Все бушуевские домочадцы сидели молча, погруженные в самих себя, точно прислушиваясь к собственной внутренней тишине, позабыв друг о друге. И никто, кроме Тараски, не заметил бесшумно вошедшего в горницу дряхлого заспанного кота. Кот постоял в нерешительности посреди горницы, с недоумением посмотрел своими зелеными глазами на хозяев и вышел вон тем же неслышным и легким шагом.

Долго еще, может быть, просидели бы так неподвижно бушуевские домочадцы, не ворвись в дом их сосед, туговатый на ухо старик Трифон Прахов, несший в этот день дежурство в станичном правлении. В стоптанных опорках, в драных форменных шароварах с выцветшими лампасами, весь какой-то взъерошенный и измятый, Трифон влетел в горницу так, точно занесло его сюда ураганом. Он хлопнулся с разбегу рядом с Агафьевной на софу и, беспокойно озираясь по сторонам, вполголоса зачастил:

– Вот грех какой. Вот шло происшествия. Нажил, должно быть, Яков Егорыч на фронте лихой беды. А какой казак был! Хват. Орел – не воин.

Все молчали. И Трифон, переходя на полушепот, скороговоркой сообщил:

– Сейчас сам атаман военного отдела полковник Скуратов в станишно управление прибыл. Шальной.

Спаси, матерь божья. Чуть не нагишом в присутственное место явился. Говорят, прямым маршем из муганцевской бани. У него аж банный лист в бороде застрял… Прилетел. Орет. Мать-перемать. И так и дальше.
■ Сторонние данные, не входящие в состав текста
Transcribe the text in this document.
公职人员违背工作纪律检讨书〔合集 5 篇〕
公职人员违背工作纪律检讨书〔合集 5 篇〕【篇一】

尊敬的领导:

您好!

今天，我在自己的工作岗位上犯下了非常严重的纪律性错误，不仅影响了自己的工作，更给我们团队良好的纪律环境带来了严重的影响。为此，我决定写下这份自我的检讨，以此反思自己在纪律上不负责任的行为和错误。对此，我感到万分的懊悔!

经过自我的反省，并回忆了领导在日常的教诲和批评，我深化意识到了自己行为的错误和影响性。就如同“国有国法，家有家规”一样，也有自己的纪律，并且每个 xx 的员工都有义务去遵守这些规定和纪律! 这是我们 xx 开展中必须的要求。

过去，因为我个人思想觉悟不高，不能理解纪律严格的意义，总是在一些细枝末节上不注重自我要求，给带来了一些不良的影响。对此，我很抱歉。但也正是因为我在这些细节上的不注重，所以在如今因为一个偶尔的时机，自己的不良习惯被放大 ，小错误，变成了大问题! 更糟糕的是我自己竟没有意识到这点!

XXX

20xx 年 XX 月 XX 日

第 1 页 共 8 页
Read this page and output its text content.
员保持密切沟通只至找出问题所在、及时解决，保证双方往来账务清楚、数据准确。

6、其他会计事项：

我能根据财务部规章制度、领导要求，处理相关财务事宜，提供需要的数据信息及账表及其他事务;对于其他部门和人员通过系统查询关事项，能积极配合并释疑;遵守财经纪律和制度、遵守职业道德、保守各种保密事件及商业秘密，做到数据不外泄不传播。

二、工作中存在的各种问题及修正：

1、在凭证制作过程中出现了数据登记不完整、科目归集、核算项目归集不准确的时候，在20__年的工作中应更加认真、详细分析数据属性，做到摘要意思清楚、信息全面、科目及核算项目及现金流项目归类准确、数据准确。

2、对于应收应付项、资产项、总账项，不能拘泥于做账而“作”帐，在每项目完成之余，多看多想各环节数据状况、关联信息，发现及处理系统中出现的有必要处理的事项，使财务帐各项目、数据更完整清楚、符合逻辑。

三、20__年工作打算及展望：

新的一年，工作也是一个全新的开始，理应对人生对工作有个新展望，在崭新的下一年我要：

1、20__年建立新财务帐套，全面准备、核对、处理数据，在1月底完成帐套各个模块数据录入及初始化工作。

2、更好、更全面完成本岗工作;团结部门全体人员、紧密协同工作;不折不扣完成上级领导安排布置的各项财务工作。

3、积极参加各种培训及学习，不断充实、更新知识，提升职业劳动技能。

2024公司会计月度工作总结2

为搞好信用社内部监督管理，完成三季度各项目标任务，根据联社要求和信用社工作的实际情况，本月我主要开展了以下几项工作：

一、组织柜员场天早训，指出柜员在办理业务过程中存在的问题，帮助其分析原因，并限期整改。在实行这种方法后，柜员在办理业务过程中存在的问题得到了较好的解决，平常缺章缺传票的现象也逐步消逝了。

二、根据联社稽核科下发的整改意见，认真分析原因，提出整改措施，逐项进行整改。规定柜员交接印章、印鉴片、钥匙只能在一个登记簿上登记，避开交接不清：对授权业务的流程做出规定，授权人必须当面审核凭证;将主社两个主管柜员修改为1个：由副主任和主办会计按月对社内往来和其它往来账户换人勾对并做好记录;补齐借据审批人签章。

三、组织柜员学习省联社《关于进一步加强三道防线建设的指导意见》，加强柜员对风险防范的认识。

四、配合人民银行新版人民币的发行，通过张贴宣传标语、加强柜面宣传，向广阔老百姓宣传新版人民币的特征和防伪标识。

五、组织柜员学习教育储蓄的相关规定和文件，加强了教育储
– Што ж он говорит-то? – спросила глухим, не своим голосом Варвара, не глядя на Трифона.

– А што говорит. Приказал подавать ему сродственников,– ответил строгим голосом Трифон.

– Это каких же сродственников? Батюшку? Так его бить и след простыл,– сказала Настя.

– То-то и оно, что не в батюшке дело,– ответил в некотором смущении Трифон.

– А ишо в ком же?– спросила, насторожившись, Варвара.

– То-то и оно, что приказал сношку доставить,– сказал Трифон, обращаясь не к Варваре, а к Агафьевне.

– Господи боже мой, а сношка-то тут при чем?– всплеснув руками, воскликнула Агафьевна.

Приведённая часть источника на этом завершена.